Vol.1 スペイン人の妻とふたりで、かやぶきの宿をはじめました。

前略、  暑い日が続きますが、この動画をご覧のみなさま、はじめまして。スペインのバルセロナから、妻のティナと日本に引っ越してきた、トオルです。  いま僕らが住んでいるのは、京都のめっちゃ山奥にある美山というところです。  ご存知の方もいると思います。そう、あの「かやぶきの里」で有名な、美山です。京都のはしっこにあるこの町の築110年というかやぶき屋根の古民家を、
自分たちの手で改修して、宿を始めることにしたんです。  バルセロナにはティナと一緒に15年以上暮らしていました。ふたりで写真を撮りながら世界中を旅してきたんですけど、ここ何年かは、たびたび日本をおとずれていました。日本人も行かないような日本の隅々まで撮影しているうちに、京都のはしっこで、築110年というかやぶき屋根の古民家にめぐり合ったんです。  「物件は縁や」と言われますけれど、僕はまったく信じていませんでした。でも、ホンマにあるんですね、「縁」というものが。この物件に出会えたこと自体ラッキーなんですが、不思議な偶然があるんです。
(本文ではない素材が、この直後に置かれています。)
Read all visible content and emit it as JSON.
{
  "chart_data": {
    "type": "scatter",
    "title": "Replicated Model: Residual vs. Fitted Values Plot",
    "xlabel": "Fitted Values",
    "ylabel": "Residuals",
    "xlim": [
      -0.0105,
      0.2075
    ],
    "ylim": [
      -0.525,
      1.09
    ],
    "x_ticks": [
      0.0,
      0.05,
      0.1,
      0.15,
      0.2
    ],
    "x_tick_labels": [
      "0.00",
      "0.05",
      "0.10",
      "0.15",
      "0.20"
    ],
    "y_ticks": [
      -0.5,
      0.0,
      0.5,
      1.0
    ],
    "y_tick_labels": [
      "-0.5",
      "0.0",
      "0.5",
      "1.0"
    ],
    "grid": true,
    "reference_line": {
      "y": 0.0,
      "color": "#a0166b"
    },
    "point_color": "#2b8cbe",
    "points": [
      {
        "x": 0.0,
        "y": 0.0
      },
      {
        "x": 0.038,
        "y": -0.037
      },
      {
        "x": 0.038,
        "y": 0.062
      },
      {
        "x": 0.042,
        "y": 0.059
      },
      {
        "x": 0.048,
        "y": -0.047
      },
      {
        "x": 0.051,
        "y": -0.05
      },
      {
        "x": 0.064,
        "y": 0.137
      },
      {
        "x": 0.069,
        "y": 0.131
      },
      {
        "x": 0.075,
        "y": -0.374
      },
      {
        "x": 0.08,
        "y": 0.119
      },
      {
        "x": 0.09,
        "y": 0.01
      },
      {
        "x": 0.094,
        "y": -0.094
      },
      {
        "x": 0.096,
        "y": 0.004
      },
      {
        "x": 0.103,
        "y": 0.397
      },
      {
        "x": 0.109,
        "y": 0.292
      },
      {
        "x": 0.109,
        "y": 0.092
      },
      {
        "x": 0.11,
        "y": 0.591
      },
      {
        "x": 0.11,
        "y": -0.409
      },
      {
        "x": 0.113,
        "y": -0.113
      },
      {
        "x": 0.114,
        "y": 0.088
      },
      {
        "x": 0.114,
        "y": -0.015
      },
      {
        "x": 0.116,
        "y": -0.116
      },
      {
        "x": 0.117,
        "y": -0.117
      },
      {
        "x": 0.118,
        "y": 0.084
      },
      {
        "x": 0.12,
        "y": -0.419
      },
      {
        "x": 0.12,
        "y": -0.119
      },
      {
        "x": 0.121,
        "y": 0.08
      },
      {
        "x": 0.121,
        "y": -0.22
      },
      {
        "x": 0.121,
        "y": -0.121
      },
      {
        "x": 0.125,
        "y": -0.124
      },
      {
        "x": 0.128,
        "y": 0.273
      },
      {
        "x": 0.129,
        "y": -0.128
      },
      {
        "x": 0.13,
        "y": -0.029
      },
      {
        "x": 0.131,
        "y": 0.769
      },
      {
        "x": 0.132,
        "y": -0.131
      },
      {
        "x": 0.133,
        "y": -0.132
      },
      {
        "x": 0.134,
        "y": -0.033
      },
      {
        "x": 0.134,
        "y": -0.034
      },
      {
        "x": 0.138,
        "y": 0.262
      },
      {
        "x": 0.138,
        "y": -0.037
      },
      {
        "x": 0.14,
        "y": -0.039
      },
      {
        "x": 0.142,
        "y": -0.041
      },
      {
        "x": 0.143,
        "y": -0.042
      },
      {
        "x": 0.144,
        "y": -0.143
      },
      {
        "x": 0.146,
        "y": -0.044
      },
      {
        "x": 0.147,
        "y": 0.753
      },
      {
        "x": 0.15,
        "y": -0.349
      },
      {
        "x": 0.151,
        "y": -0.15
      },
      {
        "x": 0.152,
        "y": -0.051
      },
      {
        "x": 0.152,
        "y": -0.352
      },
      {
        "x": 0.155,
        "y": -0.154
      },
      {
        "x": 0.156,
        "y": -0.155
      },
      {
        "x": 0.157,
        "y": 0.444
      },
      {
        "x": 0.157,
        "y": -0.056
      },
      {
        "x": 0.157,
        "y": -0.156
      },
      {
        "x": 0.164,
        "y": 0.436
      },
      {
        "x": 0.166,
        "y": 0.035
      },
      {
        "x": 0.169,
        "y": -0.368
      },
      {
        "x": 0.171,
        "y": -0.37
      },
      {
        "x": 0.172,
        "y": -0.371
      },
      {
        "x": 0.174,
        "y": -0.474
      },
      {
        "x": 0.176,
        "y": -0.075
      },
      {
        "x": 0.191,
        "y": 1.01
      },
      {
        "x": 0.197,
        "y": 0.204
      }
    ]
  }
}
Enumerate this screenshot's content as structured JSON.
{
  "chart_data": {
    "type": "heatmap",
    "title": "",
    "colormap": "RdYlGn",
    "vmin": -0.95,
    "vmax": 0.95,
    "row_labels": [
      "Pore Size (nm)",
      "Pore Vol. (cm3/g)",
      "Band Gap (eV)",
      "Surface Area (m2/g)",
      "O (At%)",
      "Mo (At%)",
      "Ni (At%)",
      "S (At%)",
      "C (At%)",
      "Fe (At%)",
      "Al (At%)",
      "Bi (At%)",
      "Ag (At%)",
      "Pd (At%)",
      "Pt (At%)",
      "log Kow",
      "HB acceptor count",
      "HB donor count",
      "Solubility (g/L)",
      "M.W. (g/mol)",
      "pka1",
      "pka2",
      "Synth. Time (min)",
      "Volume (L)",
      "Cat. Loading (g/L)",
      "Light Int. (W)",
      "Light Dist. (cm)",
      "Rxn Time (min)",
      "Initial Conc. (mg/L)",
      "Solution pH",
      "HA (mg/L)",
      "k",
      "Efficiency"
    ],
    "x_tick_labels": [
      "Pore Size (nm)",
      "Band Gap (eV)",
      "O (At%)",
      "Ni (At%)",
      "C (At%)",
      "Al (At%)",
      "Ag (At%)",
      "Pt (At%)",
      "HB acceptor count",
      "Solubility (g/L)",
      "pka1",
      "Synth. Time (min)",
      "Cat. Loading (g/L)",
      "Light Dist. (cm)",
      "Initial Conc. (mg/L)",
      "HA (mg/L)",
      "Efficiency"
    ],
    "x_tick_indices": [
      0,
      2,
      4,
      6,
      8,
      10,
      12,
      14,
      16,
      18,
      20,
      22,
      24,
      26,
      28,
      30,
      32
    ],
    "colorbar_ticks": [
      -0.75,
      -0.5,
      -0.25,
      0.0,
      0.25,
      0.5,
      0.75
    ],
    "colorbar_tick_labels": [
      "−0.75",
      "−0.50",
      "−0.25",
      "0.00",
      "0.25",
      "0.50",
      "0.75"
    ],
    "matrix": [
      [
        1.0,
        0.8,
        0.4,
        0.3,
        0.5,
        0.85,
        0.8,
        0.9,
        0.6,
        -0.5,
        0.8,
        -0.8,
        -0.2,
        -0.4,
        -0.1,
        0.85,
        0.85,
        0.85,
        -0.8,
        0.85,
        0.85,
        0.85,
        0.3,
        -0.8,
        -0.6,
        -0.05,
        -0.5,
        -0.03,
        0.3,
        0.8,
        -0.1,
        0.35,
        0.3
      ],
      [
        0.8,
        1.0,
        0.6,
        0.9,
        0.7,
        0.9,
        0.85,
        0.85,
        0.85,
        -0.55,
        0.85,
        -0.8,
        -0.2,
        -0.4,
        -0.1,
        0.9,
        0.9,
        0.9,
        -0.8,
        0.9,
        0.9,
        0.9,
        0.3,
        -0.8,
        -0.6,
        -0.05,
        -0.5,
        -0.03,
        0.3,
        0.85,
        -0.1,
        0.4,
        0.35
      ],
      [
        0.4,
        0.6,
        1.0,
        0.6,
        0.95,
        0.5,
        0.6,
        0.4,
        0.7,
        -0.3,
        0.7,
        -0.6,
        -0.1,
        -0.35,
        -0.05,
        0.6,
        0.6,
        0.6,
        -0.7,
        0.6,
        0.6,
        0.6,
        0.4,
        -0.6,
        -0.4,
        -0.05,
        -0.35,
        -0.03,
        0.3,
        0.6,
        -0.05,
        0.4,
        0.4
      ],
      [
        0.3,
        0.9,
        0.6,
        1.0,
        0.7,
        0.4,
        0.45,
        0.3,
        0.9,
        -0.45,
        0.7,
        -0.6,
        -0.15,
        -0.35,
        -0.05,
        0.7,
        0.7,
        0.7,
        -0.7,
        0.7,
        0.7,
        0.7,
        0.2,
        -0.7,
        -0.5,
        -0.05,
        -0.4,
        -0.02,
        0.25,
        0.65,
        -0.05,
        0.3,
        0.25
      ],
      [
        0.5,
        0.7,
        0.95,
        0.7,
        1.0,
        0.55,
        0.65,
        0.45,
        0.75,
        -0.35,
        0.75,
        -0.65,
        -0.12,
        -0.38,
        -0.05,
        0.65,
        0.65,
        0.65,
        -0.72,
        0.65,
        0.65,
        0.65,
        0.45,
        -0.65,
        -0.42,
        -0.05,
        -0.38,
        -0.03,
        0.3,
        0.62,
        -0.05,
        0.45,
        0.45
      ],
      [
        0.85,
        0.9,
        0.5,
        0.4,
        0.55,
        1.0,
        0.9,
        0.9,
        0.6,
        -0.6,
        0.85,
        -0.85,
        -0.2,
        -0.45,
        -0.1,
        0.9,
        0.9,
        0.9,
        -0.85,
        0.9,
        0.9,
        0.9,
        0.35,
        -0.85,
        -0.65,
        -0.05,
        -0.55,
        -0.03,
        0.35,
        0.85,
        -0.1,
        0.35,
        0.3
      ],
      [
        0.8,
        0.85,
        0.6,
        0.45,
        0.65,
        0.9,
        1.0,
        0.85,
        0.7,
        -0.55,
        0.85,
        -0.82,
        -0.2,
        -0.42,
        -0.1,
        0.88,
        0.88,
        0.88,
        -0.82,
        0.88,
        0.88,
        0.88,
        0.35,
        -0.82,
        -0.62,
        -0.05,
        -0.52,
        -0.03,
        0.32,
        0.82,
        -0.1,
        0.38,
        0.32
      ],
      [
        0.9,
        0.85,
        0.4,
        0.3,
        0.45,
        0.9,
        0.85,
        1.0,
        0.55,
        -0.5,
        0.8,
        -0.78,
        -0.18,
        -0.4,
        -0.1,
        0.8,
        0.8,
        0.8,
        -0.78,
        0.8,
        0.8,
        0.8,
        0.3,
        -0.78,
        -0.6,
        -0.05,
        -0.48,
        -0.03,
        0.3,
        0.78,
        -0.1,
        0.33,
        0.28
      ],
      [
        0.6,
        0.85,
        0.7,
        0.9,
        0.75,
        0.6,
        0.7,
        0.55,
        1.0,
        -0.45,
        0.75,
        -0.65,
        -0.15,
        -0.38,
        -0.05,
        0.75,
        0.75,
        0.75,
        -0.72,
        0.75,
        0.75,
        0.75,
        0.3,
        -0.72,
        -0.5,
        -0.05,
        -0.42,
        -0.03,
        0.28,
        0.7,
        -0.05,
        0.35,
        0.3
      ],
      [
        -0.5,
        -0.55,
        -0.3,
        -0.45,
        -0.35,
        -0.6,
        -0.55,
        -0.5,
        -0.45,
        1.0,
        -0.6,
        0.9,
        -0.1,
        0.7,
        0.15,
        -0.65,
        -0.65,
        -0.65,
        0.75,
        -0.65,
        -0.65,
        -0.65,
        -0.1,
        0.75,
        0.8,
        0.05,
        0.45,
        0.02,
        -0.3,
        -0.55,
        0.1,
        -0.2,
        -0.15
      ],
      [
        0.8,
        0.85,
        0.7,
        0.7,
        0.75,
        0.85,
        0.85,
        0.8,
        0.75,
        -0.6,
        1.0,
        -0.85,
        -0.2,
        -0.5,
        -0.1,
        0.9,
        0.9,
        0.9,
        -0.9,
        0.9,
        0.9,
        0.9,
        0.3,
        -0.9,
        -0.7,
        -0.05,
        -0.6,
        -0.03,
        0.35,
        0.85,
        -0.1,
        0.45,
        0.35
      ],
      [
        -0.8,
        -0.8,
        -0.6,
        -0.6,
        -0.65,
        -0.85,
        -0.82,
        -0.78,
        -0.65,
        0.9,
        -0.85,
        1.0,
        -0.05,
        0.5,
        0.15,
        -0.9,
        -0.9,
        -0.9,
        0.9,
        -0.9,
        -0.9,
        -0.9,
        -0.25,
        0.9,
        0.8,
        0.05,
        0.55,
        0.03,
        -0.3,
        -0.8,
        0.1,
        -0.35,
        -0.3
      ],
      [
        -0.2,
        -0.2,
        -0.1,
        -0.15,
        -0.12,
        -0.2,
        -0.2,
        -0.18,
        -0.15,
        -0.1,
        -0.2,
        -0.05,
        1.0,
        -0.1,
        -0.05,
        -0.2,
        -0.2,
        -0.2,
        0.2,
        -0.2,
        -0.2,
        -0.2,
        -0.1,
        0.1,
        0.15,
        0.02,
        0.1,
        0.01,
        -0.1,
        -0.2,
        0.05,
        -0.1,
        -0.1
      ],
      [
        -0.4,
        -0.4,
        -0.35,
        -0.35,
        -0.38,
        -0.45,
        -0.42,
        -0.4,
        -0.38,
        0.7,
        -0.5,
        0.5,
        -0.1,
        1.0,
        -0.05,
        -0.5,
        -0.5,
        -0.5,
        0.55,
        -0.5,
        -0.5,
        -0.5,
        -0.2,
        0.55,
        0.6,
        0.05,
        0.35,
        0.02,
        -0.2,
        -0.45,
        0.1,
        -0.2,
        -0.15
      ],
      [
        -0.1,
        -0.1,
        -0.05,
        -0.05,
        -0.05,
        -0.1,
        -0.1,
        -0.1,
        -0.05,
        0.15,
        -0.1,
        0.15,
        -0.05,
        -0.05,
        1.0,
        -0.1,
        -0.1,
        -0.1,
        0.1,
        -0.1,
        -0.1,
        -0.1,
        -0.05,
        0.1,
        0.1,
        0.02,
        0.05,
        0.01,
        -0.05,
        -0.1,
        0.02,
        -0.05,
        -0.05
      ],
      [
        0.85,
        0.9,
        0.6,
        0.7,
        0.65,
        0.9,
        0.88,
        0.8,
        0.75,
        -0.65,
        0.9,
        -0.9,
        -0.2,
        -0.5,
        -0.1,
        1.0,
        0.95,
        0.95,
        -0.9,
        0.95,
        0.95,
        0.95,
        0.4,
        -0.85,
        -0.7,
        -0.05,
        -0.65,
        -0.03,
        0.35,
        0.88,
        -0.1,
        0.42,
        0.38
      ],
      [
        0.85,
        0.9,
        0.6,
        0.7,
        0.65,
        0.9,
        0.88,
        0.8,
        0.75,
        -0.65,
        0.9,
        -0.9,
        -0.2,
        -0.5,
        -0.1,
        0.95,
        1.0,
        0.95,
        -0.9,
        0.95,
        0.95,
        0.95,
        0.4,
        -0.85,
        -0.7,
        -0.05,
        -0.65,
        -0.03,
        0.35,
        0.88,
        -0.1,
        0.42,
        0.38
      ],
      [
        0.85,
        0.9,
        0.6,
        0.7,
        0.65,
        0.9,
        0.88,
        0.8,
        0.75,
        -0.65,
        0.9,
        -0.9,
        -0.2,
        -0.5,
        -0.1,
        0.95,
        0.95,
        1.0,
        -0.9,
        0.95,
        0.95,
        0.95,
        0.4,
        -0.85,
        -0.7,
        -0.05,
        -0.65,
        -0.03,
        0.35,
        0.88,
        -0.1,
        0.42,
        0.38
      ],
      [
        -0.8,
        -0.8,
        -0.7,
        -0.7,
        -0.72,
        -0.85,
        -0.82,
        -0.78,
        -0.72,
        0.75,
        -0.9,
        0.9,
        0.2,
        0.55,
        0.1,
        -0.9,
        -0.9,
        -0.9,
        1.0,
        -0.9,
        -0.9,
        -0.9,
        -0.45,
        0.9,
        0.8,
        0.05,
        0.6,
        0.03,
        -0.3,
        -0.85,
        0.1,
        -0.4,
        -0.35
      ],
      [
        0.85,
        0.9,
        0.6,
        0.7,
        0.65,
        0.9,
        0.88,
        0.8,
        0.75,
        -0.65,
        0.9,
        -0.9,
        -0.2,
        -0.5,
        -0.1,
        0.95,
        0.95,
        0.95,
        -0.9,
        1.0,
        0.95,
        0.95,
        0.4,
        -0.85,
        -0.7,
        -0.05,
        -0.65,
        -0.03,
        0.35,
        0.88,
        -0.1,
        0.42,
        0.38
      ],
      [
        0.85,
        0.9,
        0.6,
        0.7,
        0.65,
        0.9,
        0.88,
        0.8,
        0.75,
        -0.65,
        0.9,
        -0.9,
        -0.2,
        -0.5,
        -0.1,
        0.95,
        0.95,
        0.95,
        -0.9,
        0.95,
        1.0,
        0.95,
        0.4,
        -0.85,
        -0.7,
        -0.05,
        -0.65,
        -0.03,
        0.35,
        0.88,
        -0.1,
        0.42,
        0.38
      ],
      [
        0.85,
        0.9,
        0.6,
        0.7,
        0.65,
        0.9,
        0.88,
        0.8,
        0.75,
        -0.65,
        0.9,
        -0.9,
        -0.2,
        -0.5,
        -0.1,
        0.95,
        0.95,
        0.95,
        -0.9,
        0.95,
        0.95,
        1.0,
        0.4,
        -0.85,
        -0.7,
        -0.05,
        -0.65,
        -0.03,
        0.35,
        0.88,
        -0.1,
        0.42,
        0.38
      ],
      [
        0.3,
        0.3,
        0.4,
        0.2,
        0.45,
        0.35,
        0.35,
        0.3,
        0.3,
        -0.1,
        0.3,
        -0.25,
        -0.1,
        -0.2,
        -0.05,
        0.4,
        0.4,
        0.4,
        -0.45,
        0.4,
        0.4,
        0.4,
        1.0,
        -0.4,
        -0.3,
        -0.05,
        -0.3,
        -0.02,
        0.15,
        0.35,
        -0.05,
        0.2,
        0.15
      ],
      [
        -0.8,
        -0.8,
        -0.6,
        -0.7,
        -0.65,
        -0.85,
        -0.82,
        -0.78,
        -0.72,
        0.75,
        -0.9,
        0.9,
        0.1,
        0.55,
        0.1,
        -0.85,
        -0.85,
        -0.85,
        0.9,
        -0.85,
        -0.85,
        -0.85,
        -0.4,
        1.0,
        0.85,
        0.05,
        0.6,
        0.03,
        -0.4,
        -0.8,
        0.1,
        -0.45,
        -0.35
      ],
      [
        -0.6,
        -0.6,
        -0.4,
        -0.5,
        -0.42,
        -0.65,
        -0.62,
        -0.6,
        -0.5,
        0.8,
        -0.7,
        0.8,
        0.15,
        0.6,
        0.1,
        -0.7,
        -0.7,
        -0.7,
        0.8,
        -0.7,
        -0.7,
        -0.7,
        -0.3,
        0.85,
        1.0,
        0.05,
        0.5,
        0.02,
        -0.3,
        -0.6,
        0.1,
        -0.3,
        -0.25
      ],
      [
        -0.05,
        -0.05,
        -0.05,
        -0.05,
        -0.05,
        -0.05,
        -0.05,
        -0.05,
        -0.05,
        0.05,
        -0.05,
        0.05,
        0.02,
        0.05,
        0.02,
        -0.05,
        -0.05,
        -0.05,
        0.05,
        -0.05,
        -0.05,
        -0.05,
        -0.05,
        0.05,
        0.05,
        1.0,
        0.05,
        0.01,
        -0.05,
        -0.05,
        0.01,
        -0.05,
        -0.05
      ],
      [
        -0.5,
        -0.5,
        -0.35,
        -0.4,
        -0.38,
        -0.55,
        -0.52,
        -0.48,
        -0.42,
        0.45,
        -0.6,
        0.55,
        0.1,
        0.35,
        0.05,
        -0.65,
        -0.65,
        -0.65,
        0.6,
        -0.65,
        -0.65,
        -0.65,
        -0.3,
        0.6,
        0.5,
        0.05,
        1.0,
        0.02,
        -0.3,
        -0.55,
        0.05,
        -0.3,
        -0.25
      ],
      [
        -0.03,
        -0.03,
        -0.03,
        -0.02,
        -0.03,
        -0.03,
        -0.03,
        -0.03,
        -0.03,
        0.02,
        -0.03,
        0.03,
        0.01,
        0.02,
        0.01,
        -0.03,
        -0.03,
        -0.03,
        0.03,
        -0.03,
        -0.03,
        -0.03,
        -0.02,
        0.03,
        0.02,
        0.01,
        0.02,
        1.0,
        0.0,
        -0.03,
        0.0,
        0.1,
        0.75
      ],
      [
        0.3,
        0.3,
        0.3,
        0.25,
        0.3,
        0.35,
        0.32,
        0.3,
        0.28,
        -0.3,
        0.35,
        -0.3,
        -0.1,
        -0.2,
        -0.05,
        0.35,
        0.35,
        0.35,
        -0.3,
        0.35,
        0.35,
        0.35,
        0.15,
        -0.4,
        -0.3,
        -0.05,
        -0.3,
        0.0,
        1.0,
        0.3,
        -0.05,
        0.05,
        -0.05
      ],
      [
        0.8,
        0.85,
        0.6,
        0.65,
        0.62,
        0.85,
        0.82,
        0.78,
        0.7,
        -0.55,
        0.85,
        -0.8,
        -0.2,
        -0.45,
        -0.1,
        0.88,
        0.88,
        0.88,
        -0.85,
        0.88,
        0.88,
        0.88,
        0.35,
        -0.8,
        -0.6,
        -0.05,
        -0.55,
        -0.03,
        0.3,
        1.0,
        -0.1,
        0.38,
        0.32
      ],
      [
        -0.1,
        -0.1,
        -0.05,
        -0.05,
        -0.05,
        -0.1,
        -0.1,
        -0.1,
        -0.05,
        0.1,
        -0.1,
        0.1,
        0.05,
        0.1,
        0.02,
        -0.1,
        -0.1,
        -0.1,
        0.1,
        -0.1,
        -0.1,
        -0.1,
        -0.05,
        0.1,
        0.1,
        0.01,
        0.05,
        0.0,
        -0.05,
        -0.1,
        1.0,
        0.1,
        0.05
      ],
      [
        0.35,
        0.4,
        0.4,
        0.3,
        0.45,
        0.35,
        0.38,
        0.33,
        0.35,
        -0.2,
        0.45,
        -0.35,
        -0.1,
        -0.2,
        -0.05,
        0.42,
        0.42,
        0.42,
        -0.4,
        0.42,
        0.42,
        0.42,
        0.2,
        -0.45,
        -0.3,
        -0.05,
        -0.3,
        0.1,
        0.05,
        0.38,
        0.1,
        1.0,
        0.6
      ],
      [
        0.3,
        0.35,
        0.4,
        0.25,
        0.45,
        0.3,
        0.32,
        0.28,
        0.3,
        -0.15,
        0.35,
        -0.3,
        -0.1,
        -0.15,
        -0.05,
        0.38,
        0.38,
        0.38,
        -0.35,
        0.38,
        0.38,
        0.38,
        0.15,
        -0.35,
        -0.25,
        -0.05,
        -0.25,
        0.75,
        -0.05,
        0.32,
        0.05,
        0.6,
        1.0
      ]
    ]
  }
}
長くなるのでこの話はまたの機会にとっておきますが、僕らはまるで運命に導かれるように、バルセロナから美山にたどり着いたんです。  美山はご存知の通りど田舎です。というより「秘境」です。コンビニはありません。スーパーもありません。マクド?あるわけないですやん!唯一あった銀行も、僕らの移住とほぼ同時になくなりました。なーんにもありません。    でも、キレイな川が近く後を流れています。家の敷地にも小川が流れ、庭の蛇口からは山から引いた水がこんこんと湧いています。目の前に迫る山は深く、雨が降れば必ず霧が立ち込め、水墨画の世界になります。雨が止むと心地よい風が谷間を通り抜け夜には星空がいっぱいに広がります。    これなんです、これ。僕たちが探し求めていた理想の場所。  そして、このかやぶきの古民家を再生して、ティナとふたりで宿を始めることにしました。この宿、かなり僕らの「手づくり」なんですよ。プロの力も借りていますけど、けっこう自分たちでやってるんです。スペインから運んだタイルを貼って自分たち好みにしたり、もともとある建具や家具をきれいに磨いて直したり。傷んでいるところも多かったので、かれこれ半年以上かかっているんですが、ふたりとも手つきがもはや職人です(笑)ペンキ屋さんにも、ホンマに褒められたんですよ。「素人レベルちゃうで!」って。  このまま永遠にかかるんちゃうかと思いましたが、かなり頑張って今年の夏にオープンすることになりました。お客さんがきてくれるか毎日心配な気持ちです。みなさん、ぜひ遊びに来てください。思いっきりおもてなししますよ。これから僕らのくらしと、この宿のことを、紹介していきたいと思います。ぜひ、この家にきたつもりになって、楽しんでください。  では、また!